The regulator recalled units of Myochrysine, an injectable treatment for rheumatoid arthritis, shipped to PharmaWest Pharmacy Ltd. in Langley, B.C.; units of Kenalog-40, an injectable steroid, shipped to Canada Diagnostic Centres in Alberta; and doses of Evra, a birth-control patch shipped to a B.C. pharmacy and on to users in the U.S.

Canada's online pharmacy industry rose to international prominence in the early 2000s when a handful of young entrepreneur-pharmacists from Manitoba started selling low-priced Canadian medications on the Web, largely to American customers. As the sector grew, a few of the more successful companies, including Canadadrugs.com, gobbled up competitors.

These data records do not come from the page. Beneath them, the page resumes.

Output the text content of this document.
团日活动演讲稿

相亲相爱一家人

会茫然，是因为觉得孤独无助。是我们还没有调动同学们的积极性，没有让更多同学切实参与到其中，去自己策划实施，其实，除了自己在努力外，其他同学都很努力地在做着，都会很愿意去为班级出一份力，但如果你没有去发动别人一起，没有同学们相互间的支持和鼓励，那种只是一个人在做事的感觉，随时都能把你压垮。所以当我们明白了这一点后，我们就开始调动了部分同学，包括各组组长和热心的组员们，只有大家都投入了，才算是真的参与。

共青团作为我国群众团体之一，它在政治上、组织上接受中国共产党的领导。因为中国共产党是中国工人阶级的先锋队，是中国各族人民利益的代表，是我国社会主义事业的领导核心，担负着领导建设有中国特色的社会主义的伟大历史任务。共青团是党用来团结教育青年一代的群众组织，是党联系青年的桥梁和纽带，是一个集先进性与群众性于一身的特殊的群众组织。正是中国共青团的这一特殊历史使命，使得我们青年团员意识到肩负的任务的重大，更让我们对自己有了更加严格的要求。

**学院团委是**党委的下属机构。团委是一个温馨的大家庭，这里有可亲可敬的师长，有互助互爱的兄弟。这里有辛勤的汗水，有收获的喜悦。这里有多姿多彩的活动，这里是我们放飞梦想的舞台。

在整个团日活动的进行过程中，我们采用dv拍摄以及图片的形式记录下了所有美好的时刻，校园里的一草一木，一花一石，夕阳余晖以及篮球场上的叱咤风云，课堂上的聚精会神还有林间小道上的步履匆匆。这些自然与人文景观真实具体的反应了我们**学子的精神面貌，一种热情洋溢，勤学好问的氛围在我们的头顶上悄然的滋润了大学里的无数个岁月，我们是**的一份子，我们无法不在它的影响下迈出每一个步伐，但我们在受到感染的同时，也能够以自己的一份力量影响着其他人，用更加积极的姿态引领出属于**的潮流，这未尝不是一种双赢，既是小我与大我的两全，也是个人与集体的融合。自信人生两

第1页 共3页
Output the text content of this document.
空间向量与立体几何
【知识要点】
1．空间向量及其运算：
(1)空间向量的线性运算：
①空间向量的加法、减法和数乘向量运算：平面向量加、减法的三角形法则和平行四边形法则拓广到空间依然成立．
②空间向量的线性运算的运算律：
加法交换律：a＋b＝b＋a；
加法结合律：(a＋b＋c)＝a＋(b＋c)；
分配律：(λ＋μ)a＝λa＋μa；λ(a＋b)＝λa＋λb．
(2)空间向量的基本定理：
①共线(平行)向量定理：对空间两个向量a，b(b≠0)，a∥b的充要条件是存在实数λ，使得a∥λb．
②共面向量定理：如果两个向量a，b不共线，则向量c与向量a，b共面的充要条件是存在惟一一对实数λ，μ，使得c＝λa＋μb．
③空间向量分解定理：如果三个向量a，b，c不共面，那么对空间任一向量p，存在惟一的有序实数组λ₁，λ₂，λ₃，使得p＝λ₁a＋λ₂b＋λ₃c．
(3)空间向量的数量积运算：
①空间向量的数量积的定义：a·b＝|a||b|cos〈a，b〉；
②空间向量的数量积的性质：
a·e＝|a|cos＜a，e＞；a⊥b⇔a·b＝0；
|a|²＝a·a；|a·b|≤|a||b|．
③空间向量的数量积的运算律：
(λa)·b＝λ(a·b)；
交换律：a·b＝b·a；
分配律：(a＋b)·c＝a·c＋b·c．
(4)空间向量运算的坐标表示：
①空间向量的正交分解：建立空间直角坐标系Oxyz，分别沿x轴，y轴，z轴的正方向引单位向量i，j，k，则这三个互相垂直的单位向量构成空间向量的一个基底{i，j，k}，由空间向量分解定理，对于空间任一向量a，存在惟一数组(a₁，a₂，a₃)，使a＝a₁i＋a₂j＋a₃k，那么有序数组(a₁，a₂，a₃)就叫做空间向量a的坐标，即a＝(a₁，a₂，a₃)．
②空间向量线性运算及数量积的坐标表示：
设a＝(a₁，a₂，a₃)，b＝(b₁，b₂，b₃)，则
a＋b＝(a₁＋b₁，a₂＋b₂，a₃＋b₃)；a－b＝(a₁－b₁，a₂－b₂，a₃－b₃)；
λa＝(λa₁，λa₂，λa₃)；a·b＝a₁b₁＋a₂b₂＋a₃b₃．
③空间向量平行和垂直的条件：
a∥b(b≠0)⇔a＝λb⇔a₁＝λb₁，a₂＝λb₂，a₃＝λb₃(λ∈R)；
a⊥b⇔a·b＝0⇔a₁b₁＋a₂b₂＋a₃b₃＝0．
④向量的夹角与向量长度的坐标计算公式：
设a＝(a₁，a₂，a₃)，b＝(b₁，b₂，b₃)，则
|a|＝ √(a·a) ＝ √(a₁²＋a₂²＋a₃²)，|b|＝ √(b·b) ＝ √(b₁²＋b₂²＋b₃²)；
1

"There has been a lot of consolidation in the industry," said Tim Smith, general manager of the Canadian International Pharmacy Association, which represents the bulk of the country's online pharmacies, including Canadadrugs.com. "The industry is roughly the same size as it was many years ago, but there are fewer players because of consolidation."

Canadadrugs.com lists hundreds of drugs for sale on its website, including 11 it touts as "more popular" prescription drugs such as Crestor, Lipitor and Celebrex.

The U.S. Food and Drug Administration has kept a close eye on Canada's Internet pharmacies. In September, 2012, the FDA sent a warning letter to Canadadrugs.com asking it to stop selling "unapproved" and "misbranded" drugs to customers in the U.S. under hundreds of Internet domains with names such as cheapmedscan.com, medsforamerica.com and PayLessMeds.com.

Canadadrugs.com did not return messages seeking comment.